Framework: Custom deny() method in policy is not called

Created on 19 Oct 2018  路  9Comments  路  Source: laravel/framework

  • Laravel Version: 5.5.44 (5.7 also shows this issue)
  • PHP Version: 7.2.4
  • Database Driver & Version:

Description:

If you override deny() in a policy and then authorize an ability that fails, it does not call the custom deny() method of the policy. This seems similar to #25260

Steps To Reproduce:

I have created a policy using php artisan make:policy JobPolicy. The policy that was generated uses the HandlesAuthorization trait which defines 2 methods allow() and deny(). I created a custom deny() method in my policy to send a custom error response. I am calling $this->authorize('update', $job) in a controller and I am not seeing the custom response returned from deny(). If you look in Illuminate\Auth\Access\Gate::authorize() it calls allow() or deny() depending on the result but it is the deny() method on the Gate, not the one from the policy. Note: Gate also uses the HandlesAuthorization trait.

<?php

namespace App\Policies;

use App\Models\Employer;
use App\Models\Job;
use Illuminate\Auth\Access\HandlesAuthorization;

class JobPolicy
{
    use HandlesAuthorization;

    protected function deny($message = 'This action is unauthorized.')
    {
        //return response()->json([
        //    'custom' => 'Custom message',
        //]);
       throw new \Exception('custom message');
    }

    public function update(Employer $employer, Job $job)
    {
        return false;
    }
}

In the controller you just need to do something like this:

    public function update(Request $request, Job $job)
    {
        $this->authorize('update', $job);
    }

Most helpful comment

The trait allows you to use the provided methods in the logic of your policy methods:

    public function edit(User $user, Model $model)
    {
        if (!$user->controls($model)) {
            $this->deny("You can't do this!");
        }
        return true;
    }

AFAIK this is the only intended function of the trait.
See #10231. where this was added.

All 9 comments

Please post the policy and controller code.

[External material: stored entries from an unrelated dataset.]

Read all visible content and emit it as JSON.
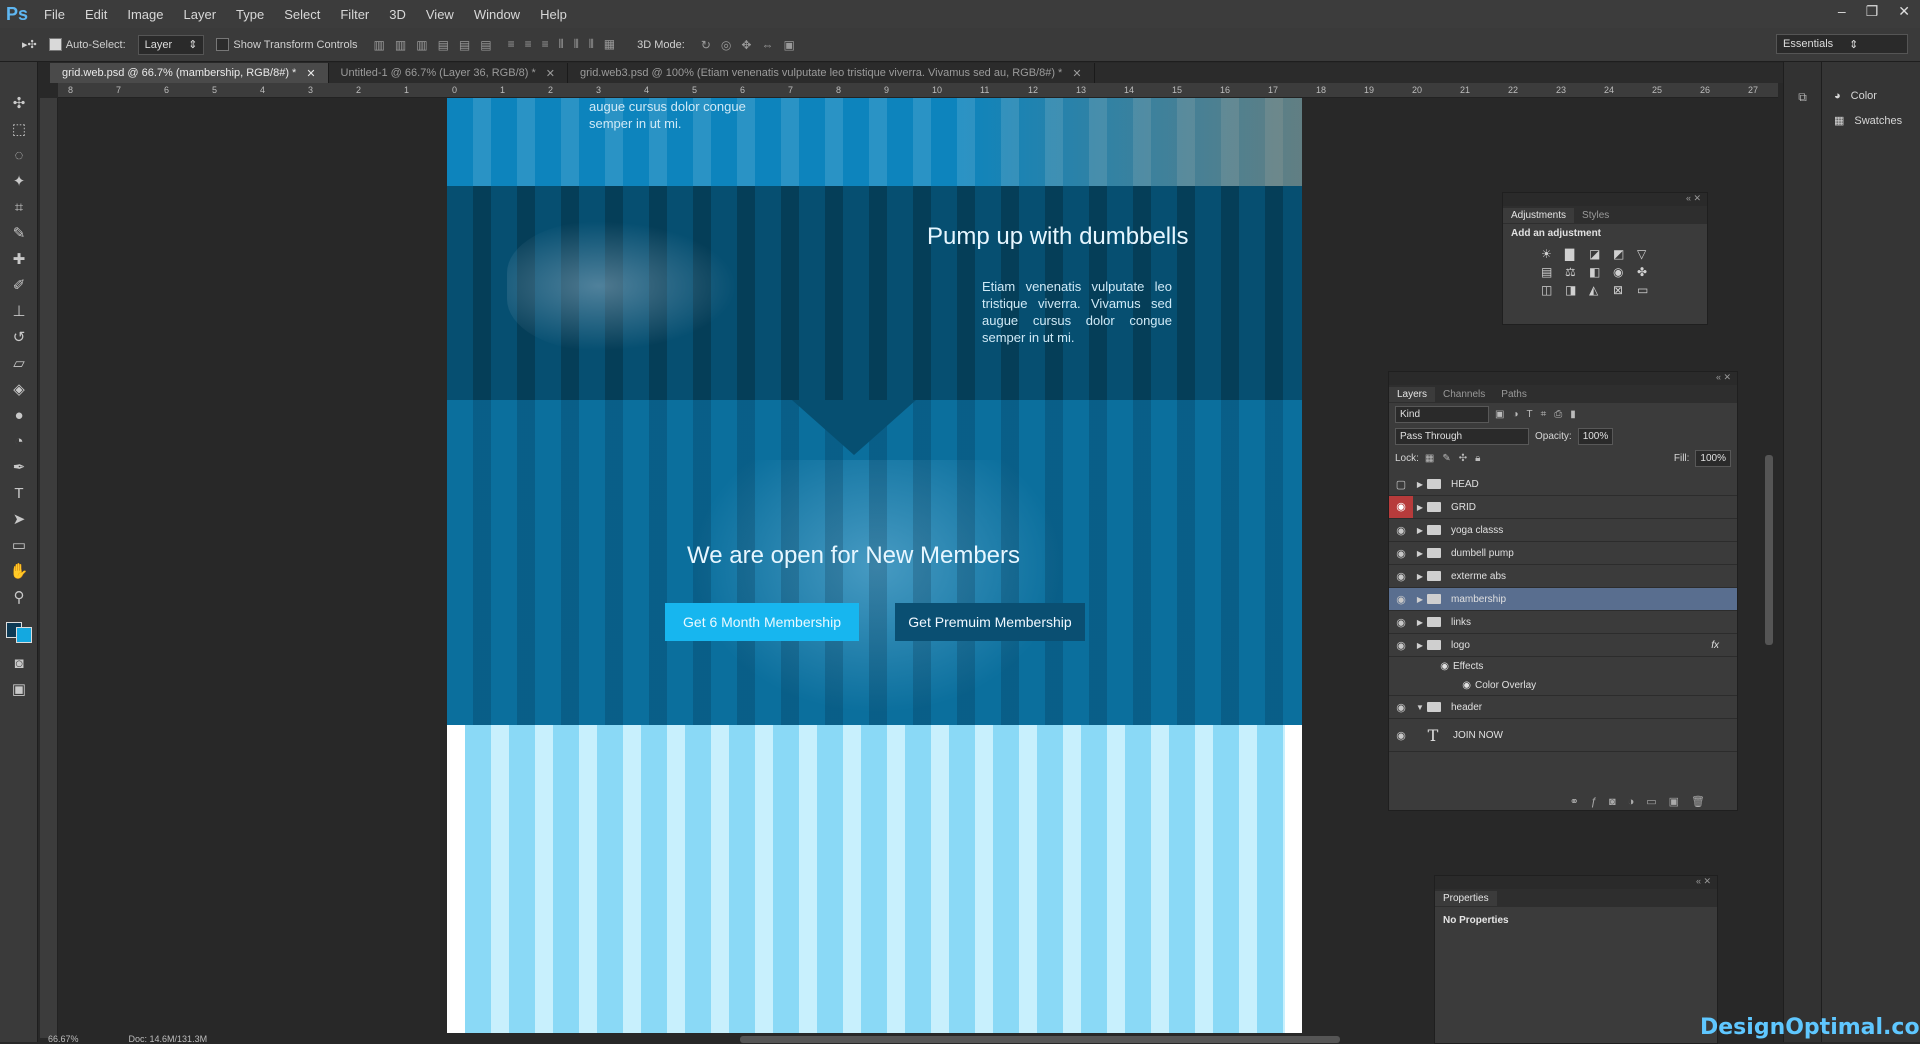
{
  "app": {
    "logo": "Ps"
  },
  "menu": [
    "File",
    "Edit",
    "Image",
    "Layer",
    "Type",
    "Select",
    "Filter",
    "3D",
    "View",
    "Window",
    "Help"
  ],
  "window_controls": [
    "–",
    "❐",
    "✕"
  ],
  "options_bar": {
    "auto_select_label": "Auto-Select:",
    "auto_select_value": "Layer",
    "show_transform_label": "Show Transform Controls",
    "mode_3d_label": "3D Mode:",
    "workspace": "Essentials"
  },
  "doc_tabs": [
    {
      "label": "grid.web.psd @ 66.7% (mambership, RGB/8#) *",
      "active": true
    },
    {
      "label": "Untitled-1 @ 66.7% (Layer 36, RGB/8) *",
      "active": false
    },
    {
      "label": "grid.web3.psd @ 100% (Etiam venenatis vulputate leo tristique viverra. Vivamus sed au, RGB/8#) *",
      "active": false
    }
  ],
  "ruler_ticks": [
    "8",
    "7",
    "6",
    "5",
    "4",
    "3",
    "2",
    "1",
    "0",
    "1",
    "2",
    "3",
    "4",
    "5",
    "6",
    "7",
    "8",
    "9",
    "10",
    "11",
    "12",
    "13",
    "14",
    "15",
    "16",
    "17",
    "18",
    "19",
    "20",
    "21",
    "22",
    "23",
    "24",
    "25",
    "26",
    "27"
  ],
  "tools": [
    "move-icon",
    "marquee-icon",
    "lasso-icon",
    "magic-wand-icon",
    "crop-icon",
    "eyedropper-icon",
    "healing-icon",
    "brush-icon",
    "stamp-icon",
    "history-brush-icon",
    "eraser-icon",
    "bucket-icon",
    "blur-icon",
    "dodge-icon",
    "pen-icon",
    "type-icon",
    "path-select-icon",
    "shape-icon",
    "hand-icon",
    "zoom-icon"
  ],
  "canvas": {
    "top_text": "augue cursus dolor congue semper in ut mi.",
    "pump_heading": "Pump up with dumbbells",
    "pump_text": "Etiam venenatis vulputate leo tristique viverra. Vivamus sed augue cursus dolor congue semper in ut mi.",
    "open_heading": "We are open for New Members",
    "btn_six_month": "Get 6 Month Membership",
    "btn_premium": "Get Premuim Membership"
  },
  "right_panel": {
    "color": "Color",
    "swatches": "Swatches"
  },
  "adjustments": {
    "tabs": [
      "Adjustments",
      "Styles"
    ],
    "title": "Add an adjustment"
  },
  "layers_panel": {
    "tabs": [
      "Layers",
      "Channels",
      "Paths"
    ],
    "kind": "Kind",
    "blend": "Pass Through",
    "opacity_label": "Opacity:",
    "opacity": "100%",
    "lock_label": "Lock:",
    "fill_label": "Fill:",
    "fill": "100%",
    "layers": [
      {
        "name": "HEAD",
        "visible": false,
        "selected": false
      },
      {
        "name": "GRID",
        "visible": true,
        "selected": false,
        "red": true
      },
      {
        "name": "yoga classs",
        "visible": true,
        "selected": false
      },
      {
        "name": "dumbell pump",
        "visible": true,
        "selected": false
      },
      {
        "name": "exterme abs",
        "visible": true,
        "selected": false
      },
      {
        "name": "mambership",
        "visible": true,
        "selected": true
      },
      {
        "name": "links",
        "visible": true,
        "selected": false
      },
      {
        "name": "logo",
        "visible": true,
        "selected": false
      }
    ],
    "effects_label": "Effects",
    "color_overlay": "Color Overlay",
    "header_layer": "header",
    "join_now": "JOIN NOW",
    "fx": "fx"
  },
  "properties": {
    "tab": "Properties",
    "text": "No Properties"
  },
  "status": {
    "zoom": "66.67%",
    "doc": "Doc: 14.6M/131.3M"
  },
  "watermark": "DesignOptimal.com"
}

I think you can not send response from here. You need to throw custom exception same as laravel doing here.

I have updated the code to throw an exception with a custom message.

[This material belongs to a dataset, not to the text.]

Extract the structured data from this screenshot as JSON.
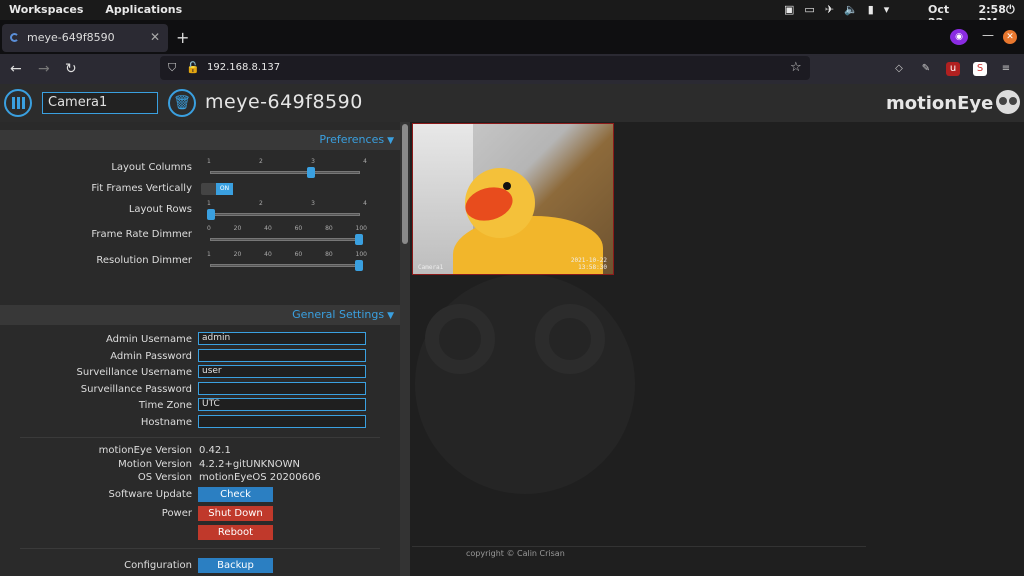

My main point I am trying to make is that the custom deny() in the policy is never called which seems like a bug. Why include the HandlesAuthorization trait in the policy if it is not called?

Have you registered policies rightly?

26208

Closing this since this PR addresses the issue #26208

The trait allows you to use the provided methods in the logic of your policy methods:

    public function edit(User $user, Model $model)
    {
        if (!$user->controls($model)) {
            $this->deny("You can't do this!");
        }
        return true;
    }

AFAIK this is the only intended function of the trait.
See #10231. where this was added.

Thank you so much for the example.
Is this documented?
I think no.

No. Ive always used it that way because I saw the pull request come through. Maybe @josephsilber could update the docs. If not, I'll try to make time to do it.